The heartbreaking loss of a pregnancy early in life may lead to increased risk of cardiovascular disease after menopause.
Women who had one or two miscarriages or stillbirths were 18 percent more likely to develop coronary heart disease later in life than women who had not lost pregnancies, according to an observational study published in the July/August issue of the Annals of Family Medicine.
Cardiovascular disease is the leading cause of death among women in every major developed country in the world, including the United States. In 2009, 24 percent of all female deaths in the United States were attributed to CVD.

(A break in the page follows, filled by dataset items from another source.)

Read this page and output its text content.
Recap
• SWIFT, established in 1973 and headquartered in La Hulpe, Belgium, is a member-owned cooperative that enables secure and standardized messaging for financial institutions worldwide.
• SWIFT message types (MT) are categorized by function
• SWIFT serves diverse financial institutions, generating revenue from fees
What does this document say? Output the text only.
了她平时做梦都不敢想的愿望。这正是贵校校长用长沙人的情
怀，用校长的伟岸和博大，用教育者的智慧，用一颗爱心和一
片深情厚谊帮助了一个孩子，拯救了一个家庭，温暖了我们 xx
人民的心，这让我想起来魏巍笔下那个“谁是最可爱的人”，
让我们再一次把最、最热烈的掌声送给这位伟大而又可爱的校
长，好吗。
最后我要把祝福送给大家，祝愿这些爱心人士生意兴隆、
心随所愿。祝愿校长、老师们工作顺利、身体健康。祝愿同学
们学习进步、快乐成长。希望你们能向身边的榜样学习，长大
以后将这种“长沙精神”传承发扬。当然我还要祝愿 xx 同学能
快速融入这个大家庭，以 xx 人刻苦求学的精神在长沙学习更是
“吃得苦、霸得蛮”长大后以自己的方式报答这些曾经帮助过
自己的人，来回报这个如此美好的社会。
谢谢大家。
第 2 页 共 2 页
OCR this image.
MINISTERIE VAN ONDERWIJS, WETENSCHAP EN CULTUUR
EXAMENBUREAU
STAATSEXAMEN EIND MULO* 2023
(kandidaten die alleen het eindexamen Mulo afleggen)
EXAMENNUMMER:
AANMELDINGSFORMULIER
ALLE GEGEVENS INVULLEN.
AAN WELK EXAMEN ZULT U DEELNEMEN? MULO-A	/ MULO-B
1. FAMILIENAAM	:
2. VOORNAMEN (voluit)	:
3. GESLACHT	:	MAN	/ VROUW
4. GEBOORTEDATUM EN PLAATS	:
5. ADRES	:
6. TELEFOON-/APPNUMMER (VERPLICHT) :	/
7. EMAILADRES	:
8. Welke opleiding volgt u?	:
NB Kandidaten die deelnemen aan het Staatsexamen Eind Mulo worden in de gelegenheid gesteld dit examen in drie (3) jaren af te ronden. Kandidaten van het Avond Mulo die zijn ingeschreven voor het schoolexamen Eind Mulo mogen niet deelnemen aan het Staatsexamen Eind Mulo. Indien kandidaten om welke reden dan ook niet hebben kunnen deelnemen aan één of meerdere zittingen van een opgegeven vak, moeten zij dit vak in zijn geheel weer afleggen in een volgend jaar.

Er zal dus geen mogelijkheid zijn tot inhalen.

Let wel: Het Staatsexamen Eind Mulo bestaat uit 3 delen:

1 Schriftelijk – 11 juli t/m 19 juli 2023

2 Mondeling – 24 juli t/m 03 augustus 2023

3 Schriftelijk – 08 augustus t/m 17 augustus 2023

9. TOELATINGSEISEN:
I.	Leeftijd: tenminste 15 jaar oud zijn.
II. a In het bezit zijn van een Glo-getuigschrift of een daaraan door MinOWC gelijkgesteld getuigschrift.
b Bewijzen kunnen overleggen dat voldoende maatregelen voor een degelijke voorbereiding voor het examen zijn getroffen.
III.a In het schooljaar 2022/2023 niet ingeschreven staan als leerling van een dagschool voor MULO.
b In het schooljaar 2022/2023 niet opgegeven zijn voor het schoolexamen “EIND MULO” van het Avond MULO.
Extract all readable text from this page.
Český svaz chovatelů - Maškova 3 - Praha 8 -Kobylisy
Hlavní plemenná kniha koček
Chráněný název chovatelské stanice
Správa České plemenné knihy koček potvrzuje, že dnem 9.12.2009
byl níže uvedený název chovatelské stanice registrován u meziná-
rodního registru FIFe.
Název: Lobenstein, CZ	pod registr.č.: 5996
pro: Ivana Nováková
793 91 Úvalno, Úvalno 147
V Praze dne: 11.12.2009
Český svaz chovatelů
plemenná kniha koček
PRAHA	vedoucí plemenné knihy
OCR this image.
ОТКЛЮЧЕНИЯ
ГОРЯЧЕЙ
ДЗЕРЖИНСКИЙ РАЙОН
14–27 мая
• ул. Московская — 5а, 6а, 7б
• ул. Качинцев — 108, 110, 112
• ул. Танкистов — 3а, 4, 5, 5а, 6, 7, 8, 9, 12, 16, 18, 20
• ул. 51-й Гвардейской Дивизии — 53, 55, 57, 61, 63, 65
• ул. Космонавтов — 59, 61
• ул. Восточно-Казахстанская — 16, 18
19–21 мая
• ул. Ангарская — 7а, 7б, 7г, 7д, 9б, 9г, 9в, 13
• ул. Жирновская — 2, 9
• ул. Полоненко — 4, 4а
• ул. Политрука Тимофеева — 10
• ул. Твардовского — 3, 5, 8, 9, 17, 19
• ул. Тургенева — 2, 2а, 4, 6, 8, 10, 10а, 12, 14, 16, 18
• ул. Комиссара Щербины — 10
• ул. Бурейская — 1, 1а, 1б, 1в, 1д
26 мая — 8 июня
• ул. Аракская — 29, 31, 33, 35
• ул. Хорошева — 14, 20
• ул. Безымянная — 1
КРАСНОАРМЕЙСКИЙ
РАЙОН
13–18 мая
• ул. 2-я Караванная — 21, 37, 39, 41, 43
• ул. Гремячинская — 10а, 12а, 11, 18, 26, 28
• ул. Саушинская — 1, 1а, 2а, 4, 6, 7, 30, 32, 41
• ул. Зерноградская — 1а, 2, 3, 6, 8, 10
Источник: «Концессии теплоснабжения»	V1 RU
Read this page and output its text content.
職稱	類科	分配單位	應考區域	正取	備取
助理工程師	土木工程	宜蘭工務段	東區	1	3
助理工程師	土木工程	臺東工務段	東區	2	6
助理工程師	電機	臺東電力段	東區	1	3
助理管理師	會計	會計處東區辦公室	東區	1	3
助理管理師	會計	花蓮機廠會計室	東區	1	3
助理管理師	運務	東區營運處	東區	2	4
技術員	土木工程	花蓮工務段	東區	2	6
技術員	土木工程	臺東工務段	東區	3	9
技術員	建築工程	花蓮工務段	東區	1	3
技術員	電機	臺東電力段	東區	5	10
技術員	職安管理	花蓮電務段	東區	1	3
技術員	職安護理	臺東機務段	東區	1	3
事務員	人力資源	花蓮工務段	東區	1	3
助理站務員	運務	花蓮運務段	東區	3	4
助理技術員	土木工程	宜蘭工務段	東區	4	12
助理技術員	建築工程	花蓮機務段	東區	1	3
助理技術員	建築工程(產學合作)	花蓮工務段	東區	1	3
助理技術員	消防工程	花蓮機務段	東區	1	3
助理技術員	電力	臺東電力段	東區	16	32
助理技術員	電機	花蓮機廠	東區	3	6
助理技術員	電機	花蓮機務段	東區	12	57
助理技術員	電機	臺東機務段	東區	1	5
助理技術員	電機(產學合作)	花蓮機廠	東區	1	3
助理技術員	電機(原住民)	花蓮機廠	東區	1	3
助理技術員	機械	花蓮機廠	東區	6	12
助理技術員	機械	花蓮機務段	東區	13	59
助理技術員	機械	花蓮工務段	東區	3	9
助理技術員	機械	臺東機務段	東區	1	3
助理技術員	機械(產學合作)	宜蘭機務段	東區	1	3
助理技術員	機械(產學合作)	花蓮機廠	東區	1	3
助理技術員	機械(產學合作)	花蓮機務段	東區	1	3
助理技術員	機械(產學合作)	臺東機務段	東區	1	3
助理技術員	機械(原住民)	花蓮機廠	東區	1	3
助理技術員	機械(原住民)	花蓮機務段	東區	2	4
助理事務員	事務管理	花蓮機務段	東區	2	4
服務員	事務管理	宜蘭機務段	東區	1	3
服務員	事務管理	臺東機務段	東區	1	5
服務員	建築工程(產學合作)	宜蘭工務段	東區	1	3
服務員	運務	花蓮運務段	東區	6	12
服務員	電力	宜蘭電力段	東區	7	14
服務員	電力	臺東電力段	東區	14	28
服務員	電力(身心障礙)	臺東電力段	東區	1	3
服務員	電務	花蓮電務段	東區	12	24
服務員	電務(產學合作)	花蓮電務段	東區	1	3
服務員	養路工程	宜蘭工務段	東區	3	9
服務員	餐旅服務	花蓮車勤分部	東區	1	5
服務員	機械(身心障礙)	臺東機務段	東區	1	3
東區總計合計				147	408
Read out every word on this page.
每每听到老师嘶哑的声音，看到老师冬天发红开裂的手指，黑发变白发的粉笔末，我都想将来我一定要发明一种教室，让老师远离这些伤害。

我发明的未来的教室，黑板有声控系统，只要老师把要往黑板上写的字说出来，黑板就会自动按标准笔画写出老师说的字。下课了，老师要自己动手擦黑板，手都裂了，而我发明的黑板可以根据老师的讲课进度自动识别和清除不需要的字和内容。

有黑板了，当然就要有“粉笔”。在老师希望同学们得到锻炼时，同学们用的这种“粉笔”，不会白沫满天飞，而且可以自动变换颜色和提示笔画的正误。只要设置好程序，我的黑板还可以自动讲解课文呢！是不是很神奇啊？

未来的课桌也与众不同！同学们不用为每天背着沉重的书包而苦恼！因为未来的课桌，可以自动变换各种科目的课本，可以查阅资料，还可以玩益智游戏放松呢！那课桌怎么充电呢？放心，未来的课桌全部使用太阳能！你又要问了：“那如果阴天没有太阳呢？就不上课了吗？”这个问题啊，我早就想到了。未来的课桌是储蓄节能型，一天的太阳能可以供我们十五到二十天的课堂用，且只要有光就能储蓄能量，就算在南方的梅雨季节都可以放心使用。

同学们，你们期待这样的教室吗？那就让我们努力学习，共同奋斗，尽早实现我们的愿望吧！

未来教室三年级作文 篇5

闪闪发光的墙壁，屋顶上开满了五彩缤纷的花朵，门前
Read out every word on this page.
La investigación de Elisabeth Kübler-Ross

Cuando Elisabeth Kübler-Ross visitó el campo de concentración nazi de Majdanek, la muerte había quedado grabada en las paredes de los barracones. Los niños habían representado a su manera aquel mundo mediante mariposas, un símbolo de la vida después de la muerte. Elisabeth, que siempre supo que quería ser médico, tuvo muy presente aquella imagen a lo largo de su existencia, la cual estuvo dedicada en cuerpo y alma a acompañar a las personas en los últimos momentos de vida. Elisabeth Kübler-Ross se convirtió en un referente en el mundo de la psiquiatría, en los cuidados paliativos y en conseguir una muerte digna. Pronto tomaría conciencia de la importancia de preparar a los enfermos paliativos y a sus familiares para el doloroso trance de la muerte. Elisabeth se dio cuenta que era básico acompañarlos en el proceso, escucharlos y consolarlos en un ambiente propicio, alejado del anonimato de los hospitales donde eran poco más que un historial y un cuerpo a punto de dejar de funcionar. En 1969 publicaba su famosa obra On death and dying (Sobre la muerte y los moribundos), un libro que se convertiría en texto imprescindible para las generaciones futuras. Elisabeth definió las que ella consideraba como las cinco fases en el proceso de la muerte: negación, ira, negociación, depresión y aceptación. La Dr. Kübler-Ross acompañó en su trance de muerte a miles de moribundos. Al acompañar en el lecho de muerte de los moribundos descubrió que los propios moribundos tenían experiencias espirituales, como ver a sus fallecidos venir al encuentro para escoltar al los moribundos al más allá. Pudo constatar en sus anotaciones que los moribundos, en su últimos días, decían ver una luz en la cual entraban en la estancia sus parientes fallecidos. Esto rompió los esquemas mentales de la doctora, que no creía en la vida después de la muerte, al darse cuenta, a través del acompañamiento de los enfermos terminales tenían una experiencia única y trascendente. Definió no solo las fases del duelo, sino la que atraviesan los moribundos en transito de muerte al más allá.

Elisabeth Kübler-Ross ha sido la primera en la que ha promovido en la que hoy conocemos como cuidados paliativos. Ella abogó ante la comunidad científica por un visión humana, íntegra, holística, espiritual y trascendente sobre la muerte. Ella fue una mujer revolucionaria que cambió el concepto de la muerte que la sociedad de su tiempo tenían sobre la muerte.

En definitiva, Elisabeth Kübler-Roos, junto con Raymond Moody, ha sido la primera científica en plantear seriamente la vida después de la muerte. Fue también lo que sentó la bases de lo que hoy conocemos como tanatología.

The American Heart Association’s 2011 Guidelines for the Prevention of Cardiovascular Disease in Women states that the risk for CVD is high in almost all women. On average, 1 out of 2 women will develop heart disease.
These guidelines take into account whether a women ever had complications in pregnancy. A history of preeclampsia, gestational diabetes or pregnancy-induced hypertensions places a woman in the “at risk” category with one or more major risk factors.
But the research group noted that the guidelines do not address the long-term impact of pregnancy loss through miscarriage or stillbirth.
The researchers used information from 77,701 women gathered between 1993 and 1998 to study whether pregnancy loss appears to contribute to CVD later in life.
They concluded that loss of pregnancy by either stillbirth or miscarriage did not increase the risk of ischemic stroke, but did significantly increase the risk of coronary heart disease (CHD).
The group was not able to determine why the relationship exists between loss of pregnancy and CVD. They suspect that metabolic, hormonal and hemostatic changes (changes in blood clotting) that are associated with pregnancy loss may be involved.
Further research is needed to better understand this connection.
The researchers said, “Women with a history of one or more stillbirths or one or more miscarriages appear to be at increased risk of future cardiovascular disease and should be considered candidates for closer surveillance and/or early intervention.”